January 28, 1949 – August 31, 2017

“Never forget that justice is what love looks like in public.”
– Cornel West

 

Dear Robyn,

Thank you for your courage. You strove to prevent others from suffering unbearably without choice, as you have had to suffer. You joined the legal challenge to Canada’s assisted dying laws and opened your life to public comment and scrutiny. Despite how you treasured your privacy, you bravely shared the most intimate details of your life in the hopes that your suffering could prevent others from suffering. These are acts of heroism.

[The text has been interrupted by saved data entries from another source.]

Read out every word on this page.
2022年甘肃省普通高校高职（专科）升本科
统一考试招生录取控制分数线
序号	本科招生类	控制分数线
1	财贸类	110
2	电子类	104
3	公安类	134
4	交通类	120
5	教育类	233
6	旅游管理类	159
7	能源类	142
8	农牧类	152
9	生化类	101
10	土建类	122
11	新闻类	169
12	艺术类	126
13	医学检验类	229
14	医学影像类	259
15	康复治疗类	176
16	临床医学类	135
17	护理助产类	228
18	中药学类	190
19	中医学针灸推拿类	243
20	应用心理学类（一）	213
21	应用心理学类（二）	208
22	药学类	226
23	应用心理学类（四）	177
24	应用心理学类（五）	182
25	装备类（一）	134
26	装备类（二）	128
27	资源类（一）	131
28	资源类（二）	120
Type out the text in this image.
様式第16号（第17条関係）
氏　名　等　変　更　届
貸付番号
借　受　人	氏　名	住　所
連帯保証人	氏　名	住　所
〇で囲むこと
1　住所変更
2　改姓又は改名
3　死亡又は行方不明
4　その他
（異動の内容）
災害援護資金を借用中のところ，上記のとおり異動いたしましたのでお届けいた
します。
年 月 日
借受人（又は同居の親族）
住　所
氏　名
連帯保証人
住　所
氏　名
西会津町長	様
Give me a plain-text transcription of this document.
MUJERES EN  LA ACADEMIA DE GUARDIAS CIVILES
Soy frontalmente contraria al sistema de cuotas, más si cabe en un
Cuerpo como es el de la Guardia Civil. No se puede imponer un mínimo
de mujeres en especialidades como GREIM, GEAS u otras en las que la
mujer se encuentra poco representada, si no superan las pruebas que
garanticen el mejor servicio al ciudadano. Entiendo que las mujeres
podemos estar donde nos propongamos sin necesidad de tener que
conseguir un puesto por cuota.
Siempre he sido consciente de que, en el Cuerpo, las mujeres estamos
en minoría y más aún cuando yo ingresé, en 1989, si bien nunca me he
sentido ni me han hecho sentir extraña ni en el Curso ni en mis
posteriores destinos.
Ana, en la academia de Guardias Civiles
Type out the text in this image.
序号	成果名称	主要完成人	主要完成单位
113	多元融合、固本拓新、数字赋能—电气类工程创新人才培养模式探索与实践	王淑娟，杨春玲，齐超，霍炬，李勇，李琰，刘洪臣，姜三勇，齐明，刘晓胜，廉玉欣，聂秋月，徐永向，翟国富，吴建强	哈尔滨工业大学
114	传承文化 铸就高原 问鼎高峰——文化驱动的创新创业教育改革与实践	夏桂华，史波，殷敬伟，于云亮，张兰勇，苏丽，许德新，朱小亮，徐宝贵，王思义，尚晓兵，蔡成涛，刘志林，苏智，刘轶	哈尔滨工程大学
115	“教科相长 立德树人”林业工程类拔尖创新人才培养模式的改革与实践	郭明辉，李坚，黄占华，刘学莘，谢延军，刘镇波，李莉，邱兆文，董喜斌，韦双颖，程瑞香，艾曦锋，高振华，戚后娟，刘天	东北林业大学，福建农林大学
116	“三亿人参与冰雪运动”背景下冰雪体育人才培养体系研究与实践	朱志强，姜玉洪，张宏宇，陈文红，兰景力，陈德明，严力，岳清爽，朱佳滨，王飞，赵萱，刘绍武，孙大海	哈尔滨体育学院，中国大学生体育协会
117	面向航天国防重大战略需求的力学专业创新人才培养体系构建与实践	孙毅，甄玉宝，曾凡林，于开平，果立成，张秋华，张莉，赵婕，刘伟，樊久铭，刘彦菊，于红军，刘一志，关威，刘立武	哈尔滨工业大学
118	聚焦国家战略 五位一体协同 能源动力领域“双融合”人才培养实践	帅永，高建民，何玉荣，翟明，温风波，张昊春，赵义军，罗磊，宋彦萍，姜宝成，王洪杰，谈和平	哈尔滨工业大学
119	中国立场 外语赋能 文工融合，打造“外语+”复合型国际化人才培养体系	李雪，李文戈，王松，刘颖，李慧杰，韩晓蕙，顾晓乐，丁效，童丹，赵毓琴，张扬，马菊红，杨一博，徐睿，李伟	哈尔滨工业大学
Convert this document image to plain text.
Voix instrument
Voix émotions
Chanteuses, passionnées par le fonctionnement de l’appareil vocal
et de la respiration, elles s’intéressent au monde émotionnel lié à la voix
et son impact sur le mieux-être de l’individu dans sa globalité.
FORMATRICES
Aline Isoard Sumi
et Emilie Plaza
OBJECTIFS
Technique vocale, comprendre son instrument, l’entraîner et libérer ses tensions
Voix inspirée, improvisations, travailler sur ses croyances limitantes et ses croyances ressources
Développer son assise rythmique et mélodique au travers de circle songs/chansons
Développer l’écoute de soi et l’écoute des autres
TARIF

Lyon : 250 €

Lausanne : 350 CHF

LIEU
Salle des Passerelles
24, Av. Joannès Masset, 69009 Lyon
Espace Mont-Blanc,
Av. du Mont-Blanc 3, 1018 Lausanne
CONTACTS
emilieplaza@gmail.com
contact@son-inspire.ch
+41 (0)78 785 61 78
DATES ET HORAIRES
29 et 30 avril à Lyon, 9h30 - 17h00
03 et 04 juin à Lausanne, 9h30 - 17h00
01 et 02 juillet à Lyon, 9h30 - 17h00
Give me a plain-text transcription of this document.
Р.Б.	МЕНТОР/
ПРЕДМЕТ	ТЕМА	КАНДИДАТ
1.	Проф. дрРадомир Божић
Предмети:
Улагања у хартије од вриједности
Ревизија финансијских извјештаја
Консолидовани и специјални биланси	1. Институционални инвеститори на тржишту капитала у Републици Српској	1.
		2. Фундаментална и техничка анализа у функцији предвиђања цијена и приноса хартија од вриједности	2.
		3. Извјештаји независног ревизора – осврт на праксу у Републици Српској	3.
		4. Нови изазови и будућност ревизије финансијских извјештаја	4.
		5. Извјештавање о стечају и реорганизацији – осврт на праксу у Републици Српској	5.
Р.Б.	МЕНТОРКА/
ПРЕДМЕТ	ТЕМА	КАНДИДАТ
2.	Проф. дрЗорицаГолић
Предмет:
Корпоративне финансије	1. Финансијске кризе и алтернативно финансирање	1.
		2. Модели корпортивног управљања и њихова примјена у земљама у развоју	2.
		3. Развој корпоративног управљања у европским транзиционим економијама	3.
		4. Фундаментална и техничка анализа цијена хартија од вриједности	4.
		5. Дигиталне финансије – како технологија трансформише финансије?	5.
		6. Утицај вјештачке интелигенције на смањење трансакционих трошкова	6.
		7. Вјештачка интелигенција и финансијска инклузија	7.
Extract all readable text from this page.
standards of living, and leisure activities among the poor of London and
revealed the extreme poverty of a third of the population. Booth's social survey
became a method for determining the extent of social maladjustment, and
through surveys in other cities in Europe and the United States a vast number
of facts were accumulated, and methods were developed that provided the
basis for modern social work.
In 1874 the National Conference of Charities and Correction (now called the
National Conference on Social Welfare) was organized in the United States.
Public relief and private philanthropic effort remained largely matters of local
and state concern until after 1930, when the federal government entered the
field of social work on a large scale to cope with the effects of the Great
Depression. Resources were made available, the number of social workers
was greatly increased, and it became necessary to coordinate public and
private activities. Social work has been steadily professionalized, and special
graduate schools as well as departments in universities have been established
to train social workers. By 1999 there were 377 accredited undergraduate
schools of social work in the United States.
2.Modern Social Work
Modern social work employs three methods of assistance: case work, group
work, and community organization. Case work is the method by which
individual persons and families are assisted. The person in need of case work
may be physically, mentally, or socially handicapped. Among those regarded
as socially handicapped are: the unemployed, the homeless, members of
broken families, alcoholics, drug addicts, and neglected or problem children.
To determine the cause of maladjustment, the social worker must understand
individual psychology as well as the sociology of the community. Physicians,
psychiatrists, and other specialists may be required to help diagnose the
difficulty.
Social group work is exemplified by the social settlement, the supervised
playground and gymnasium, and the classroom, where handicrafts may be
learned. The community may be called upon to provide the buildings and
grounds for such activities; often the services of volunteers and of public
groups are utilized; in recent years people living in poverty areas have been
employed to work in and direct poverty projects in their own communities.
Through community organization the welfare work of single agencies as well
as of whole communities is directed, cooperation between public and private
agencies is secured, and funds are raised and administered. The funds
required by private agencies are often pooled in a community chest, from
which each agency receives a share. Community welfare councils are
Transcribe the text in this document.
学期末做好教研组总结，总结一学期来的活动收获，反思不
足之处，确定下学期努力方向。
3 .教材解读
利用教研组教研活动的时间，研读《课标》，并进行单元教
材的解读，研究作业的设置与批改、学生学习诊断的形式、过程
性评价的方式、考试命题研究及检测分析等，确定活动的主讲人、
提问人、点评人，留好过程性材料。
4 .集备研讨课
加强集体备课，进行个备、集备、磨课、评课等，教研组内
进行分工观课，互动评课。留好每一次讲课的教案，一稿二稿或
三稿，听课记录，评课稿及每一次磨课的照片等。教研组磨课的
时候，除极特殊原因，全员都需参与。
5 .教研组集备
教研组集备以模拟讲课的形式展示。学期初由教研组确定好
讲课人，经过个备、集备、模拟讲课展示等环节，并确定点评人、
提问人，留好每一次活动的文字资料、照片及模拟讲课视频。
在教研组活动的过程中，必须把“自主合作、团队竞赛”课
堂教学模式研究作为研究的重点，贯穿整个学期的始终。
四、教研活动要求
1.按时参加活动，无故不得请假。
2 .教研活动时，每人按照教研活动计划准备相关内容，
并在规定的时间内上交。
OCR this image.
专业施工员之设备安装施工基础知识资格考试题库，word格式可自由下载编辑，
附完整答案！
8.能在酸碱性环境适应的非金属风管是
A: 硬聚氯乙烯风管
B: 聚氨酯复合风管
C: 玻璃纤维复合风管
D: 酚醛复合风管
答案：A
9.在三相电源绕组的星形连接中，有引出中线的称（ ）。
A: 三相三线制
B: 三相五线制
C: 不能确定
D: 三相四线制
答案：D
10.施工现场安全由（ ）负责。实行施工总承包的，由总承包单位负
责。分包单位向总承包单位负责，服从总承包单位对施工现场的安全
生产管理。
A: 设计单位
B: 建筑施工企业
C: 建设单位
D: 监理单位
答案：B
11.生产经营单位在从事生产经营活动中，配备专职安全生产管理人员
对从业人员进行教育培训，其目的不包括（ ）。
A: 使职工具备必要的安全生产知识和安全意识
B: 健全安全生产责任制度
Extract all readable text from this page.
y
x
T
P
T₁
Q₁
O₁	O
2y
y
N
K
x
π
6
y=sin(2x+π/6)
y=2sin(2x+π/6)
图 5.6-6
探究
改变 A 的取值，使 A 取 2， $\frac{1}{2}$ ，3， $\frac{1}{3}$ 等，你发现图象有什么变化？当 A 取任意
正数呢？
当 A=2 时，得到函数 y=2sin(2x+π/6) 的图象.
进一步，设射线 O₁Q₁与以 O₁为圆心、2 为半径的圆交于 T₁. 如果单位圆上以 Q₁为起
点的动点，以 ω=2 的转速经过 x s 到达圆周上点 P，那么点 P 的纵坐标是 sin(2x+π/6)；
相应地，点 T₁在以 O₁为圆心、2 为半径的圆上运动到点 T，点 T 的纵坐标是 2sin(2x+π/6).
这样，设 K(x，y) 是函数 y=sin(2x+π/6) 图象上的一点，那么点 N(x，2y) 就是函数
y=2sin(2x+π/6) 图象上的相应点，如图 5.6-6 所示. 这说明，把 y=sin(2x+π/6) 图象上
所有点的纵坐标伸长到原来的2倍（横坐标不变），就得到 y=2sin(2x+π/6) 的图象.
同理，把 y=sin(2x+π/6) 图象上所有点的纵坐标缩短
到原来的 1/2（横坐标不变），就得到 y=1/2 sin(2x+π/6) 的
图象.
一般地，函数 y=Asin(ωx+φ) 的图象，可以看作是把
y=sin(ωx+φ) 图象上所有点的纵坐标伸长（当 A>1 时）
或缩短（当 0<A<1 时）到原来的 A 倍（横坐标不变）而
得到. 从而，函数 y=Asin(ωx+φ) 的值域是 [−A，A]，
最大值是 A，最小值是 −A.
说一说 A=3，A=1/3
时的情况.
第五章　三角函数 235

Thank you for your strength. Hour after hour, day after day, you worked on the legal challenge amidst severe muscle pain from your Parkinson’s disease, persistent migraine headaches, nausea, vomiting, sleeplessness, and exhaustion. Despite your pain, you never faltered in your conviction to fight unjust laws that deny individuals the final choice over how much suffering they will endure prior to their death.

Thank you for your love. You laboured long and hard on this case with the knowledge that you could not live to see the final outcome. Without any expectation of personal benefit, your choice was born of deep care for the well-being of others – a level of care that your beautiful family and friends know to be emblematic of how you lived your entire life.

Thank you for your example. In choosing to gently let go of life with the assistance of a medical doctor, and limit the amount of suffering you would endure, your death was a final, courageous show of compassion to yourself. With this act of love you gave all of us a final gift: the knowledge that we are all worthy of our own love, and that the circle of compassion includes each of us.

We say goodbye for now, with the promise that we will continue to fight for compassion and choice.